Adding R Functions to Package
Add an R script to the 'R' directory in the project, or similarly use the `use_r('filename') function to create the script.
Create a function in the R script like so:
# This function creates a summary for a character vector
char_summary <- function(x, na.rm=FALSE){
length = length(x)
Nmiss = sum(is.na(x))
Nunique = length(unique(x))
c(length = length,
Nmiss = Nmiss,
Nunique = Nunique )
}
You can also remove the example R script R/hello.r and it's manual page man/hello.Rmd which were added by default.
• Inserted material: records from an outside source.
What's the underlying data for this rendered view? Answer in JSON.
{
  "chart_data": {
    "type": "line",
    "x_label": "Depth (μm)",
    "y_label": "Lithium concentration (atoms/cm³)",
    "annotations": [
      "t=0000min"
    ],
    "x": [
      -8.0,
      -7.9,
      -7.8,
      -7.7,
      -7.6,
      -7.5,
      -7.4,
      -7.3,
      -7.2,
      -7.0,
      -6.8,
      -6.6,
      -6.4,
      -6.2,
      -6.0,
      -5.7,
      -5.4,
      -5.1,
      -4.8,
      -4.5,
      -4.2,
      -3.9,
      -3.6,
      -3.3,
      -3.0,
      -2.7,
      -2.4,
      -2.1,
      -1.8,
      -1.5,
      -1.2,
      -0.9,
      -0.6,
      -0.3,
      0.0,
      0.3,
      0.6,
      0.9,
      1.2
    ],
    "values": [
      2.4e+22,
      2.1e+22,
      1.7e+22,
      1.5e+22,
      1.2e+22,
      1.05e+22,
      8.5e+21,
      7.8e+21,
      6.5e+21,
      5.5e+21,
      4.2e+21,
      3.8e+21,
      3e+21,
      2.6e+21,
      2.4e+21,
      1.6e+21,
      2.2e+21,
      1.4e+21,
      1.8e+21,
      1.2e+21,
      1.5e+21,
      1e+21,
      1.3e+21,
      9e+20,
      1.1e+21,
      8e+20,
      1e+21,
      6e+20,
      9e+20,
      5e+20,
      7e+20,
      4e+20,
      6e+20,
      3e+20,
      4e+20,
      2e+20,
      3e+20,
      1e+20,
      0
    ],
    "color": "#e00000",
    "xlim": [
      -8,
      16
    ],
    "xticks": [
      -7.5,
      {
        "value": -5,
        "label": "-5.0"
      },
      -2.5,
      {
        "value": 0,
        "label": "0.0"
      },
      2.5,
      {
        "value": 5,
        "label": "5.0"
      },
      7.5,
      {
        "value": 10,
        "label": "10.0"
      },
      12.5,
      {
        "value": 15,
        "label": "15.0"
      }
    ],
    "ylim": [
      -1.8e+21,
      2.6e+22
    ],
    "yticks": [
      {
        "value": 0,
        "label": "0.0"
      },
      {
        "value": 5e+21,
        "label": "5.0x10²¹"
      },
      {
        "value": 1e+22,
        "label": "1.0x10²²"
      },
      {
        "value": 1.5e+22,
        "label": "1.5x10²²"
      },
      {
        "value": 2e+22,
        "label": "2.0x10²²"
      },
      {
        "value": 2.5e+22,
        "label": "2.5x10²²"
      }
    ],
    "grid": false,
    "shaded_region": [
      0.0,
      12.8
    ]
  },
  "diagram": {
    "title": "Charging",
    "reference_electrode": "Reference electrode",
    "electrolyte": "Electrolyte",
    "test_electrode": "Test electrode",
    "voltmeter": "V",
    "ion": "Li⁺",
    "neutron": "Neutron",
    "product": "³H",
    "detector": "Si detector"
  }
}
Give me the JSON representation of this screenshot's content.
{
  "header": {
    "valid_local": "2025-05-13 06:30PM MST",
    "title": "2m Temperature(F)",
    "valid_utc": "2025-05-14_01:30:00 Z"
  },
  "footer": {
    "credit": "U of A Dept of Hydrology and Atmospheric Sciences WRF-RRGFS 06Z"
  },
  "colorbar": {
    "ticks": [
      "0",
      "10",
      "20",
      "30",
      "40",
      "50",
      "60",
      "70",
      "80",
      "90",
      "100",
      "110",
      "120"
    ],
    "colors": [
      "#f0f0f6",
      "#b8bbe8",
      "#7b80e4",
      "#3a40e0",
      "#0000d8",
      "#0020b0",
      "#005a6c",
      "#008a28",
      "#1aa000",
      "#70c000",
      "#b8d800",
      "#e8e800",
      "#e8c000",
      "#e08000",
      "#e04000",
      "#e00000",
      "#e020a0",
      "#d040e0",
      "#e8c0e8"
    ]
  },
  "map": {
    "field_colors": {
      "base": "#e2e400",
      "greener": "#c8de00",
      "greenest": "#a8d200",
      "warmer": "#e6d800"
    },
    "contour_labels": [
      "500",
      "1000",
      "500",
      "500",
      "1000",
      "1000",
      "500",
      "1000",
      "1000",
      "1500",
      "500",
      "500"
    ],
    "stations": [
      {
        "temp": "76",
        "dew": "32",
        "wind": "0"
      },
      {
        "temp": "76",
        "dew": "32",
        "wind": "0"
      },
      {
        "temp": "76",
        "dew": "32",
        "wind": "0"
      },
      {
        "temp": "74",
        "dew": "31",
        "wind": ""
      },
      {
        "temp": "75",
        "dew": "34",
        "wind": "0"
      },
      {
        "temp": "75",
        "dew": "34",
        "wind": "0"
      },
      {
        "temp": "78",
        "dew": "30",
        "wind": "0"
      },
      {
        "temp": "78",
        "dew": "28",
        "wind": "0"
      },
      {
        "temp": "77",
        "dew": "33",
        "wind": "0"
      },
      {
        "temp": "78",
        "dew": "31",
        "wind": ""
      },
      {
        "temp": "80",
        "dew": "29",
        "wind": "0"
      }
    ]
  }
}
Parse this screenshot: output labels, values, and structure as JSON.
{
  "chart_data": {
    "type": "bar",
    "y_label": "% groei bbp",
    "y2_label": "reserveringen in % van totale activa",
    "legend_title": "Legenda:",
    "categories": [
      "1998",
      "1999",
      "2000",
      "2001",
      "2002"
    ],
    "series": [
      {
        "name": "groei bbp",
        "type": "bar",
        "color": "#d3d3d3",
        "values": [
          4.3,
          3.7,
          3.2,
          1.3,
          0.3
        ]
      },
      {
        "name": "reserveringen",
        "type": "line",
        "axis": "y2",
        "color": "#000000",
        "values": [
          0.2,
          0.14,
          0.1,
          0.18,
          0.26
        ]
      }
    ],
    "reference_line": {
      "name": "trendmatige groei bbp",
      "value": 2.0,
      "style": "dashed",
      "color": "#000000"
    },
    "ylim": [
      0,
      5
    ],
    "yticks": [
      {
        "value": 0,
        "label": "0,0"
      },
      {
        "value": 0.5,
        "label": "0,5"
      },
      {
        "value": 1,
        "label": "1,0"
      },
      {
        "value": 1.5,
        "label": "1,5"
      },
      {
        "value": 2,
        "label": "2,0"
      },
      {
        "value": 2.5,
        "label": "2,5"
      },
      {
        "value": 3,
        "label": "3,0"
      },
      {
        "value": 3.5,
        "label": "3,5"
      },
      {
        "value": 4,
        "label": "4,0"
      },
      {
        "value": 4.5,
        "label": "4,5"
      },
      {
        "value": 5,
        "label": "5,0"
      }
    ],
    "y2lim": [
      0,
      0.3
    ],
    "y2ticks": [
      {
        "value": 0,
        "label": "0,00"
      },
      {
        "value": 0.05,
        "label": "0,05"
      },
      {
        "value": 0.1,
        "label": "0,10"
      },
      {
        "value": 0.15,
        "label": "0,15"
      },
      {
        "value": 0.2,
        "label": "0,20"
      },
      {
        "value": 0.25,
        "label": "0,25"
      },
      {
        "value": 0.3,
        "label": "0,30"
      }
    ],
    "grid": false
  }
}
Now instead of using source()
as we usually would, use the load_all()
function from devtools
to load all the functions in this package.
If @export
is used in the function then it becomes visible to users, otherwise it is only used as an internal function.
Checking Packages
Use the devtools::check()
function to ensure the package works and correctly passes all requirements. It should return with no errors and no warnings. It may give a warning because there are undocumented functions in our package. We will fix this later.
Documentation
Each function in R must contain a help topic. R package roxygen2
allows for writing special comments at the start of each function to create documentation.
To insert documentation skeleton into RStudio click inside a function then go to the code menu and select Insert Roxygen Skeleton
. This should generate a comment at the top of the function.
Running devtools::document()
to generate an .Rd file and update the description file. If you get an error about NAMESPACE then delete the NAMESPACE file generated by default and run it again.
Now that our package documentation is available we can run load_all()
then ?char_summary
to read the generated documentation.
Documentation can also be formatted and supports Markdown. See the roxygen2 documentation. Never start project or function descriptions with "This package..." or "This function...".
A Vignette is a long-form guide to your package. To see the existing vignette for a specific package execute: browseVignettes("packageName")
. There could be multiple vignettes or just one for the whole package. To add a vignette use use_vignette('mypackage')
. This will modify the DESCRIPTION file to add knitr
as a suggestted dependency and create a vignettes/ directory. Once the documentation is finished build the vignettes with build_vignettes()
which creates the doc/ subdirectory that contain the html files.
A README.md file may also be added to provide high-level descriptions and goals which can be read from the github repo.
Publishing
To initalize a git repo execute use_git()
, it will prompt you to set up then restart RStudio. To publish the package on GitHub run use_github()
. Once the package is ready others can install it with devtools::install_github('myuser/mypackage')
Here is a sample .gitignore files of the usual files excluded from any R package:
# History files
.Rhistory
.Rapp.history
# Session Data files
.RData
.RDataTmp
# User-specific files
.Ruserdata
# Example code in package build process
*-Ex.R
# Output files from R CMD build
/*.tar.gz
# Output files from R CMD check
/*.Rcheck/
# RStudio files
.Rproj.user/
# produced vignettes
vignettes/*.html
vignettes/*.pdf
# OAuth2 token, see https://github.com/hadley/httr/releases/tag/v0.3
.httr-oauth
# knitr and R markdown default cache directories
*_cache/
/cache/
# Temporary files created by R markdown
*.utf8.md
*.knit.md
# R Environment Variables
.Renviron
# pkgdown site
docs/
# translation temp files
po/*~
# RStudio Connect folder
rsconnect/
Submission to CRAN
CRAN submission is very strict, make sure the package is checked and tested thoroughtly! Check Prepare for CRAN for details, and use the submission form.